Estudos têm demonstrado que a exposição crônica aos agrotóxicos está associada a efeitos como desregulação endócrina (alteração de fertilidade, puberdade precoce, alterações hormonais), neurotoxicidade (depressão, neuropatias periféricas, Parkinson), teratogenicidade, hepatotoxicidade, nefrotoxicidade, alergias, câncer etc.
Além disso, existem muitas lacunas de conhecimento quando se trata de avaliar a exposição múltipla a agrotóxicos. A grande maioria dos modelos de avaliação de risco e estudos toxicológicos que são usados como base para os cálculos dos valores das IDAs (Ingestão FÓRUM GAÚCHO DE COMBATE AOS IMPACTOS DOS AGROTÓXICOS Diária Aceitável) servem apenas para analisar a exposição a um princípio ativo individualmente, enquanto que no mundo real as populações estão expostas a misturas de produtos tóxicos cujos efeitos sinérgicos são desconhecidos.
Ainda, a incerteza torna-se maior quando verificamos que grande parte das irregularidades apontadas nas análises dos alimentos referem-se ao uso de agrotóxicos não autorizados para a cultura, os quais não são considerados para avaliação do impacto na IDA.
Também precisamos considerar que não somos expostos apenas aos resíduos de agrotóxicos nos alimentos, mas também provenientes de outras fontes, como inseticidas domésticos, deriva de pulverização aérea e terrestre, resíduos na água e solos contaminados.
Entendemos que a forma de divulgação dos dados do relatório, dando especial destaque ao indicador de risco agudo de intoxicação, induz a opinião pública à percepção da inexistência de risco relevante na exposição dietética a agrotóxicos. Contudo, analisando o relatório verifica-se que 19,7% de amostras estavam irregulares, 38,3% com resíduos dentro do LMR e 42% sem resíduos detectados, dentro do escopo de ingredientes analisados (foram analisados até 232 Ingredientes Ativos – IA de um universo de mais de 400 IA registrados).
Outro ponto frágil que merece destaque no relatório é que não contempla Ingredientes Ativos de grande consumo, como o 2,4-D e o glifosato, não permitindo assim a conclusão anunciada de que 99% dos alimentos analisados não apresentam perigo à saúde humana.

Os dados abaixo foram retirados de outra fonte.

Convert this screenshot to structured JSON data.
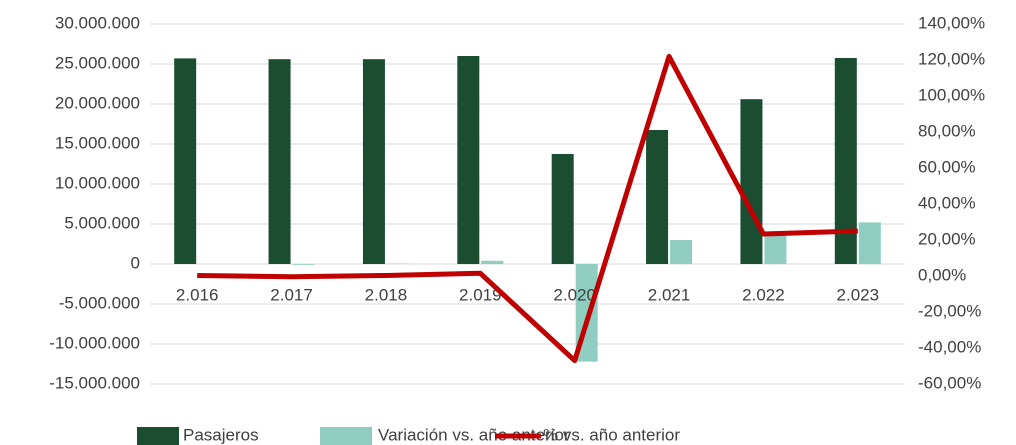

Por que somente para 2017 é apontada a necessidade de realizar análises de glifosato — considerado pelo IARC/OMS como provável cancerígeno — nos alimentos, se desde 2013 é de conhecimento público que este é o agrotóxico mais usado no país?
Além disso, o universo de amostras em relação ao número de IA pesquisados por cultura nos anos de 2013 a 2015 não é padronizado, impedindo uma análise estatística adequada dos dados e, por conseguinte, conclusões seguras sobre os mesmos.
Outra informação divulgada de que a lavagem de alimentos e/ou a retirada da casca pode ser uma solução para retirada de resíduos transmite a falsa ideia de proteção, pois quase a totalidade dos agrotóxicos possui ação sistêmica, não se limitando à superfície dos vegetais.
Considerando que o Brasil que é um dos maiores consumidores mundiais de agrotóxicos, com milhares de intoxicações, centenas de mortes e contaminações ambientais, é imprescindível que o PARA tenha continuidade e seja aprimorado, e que os resultados sejam divulgados em tempo oportuno para a tomada de decisão e planejamento. Destaca-se também a necessidade de reavaliação da forma de comunicação do risco, a fim de que a ANVISA cumpra seu papel institucional de promoção e proteção da saúde da população.”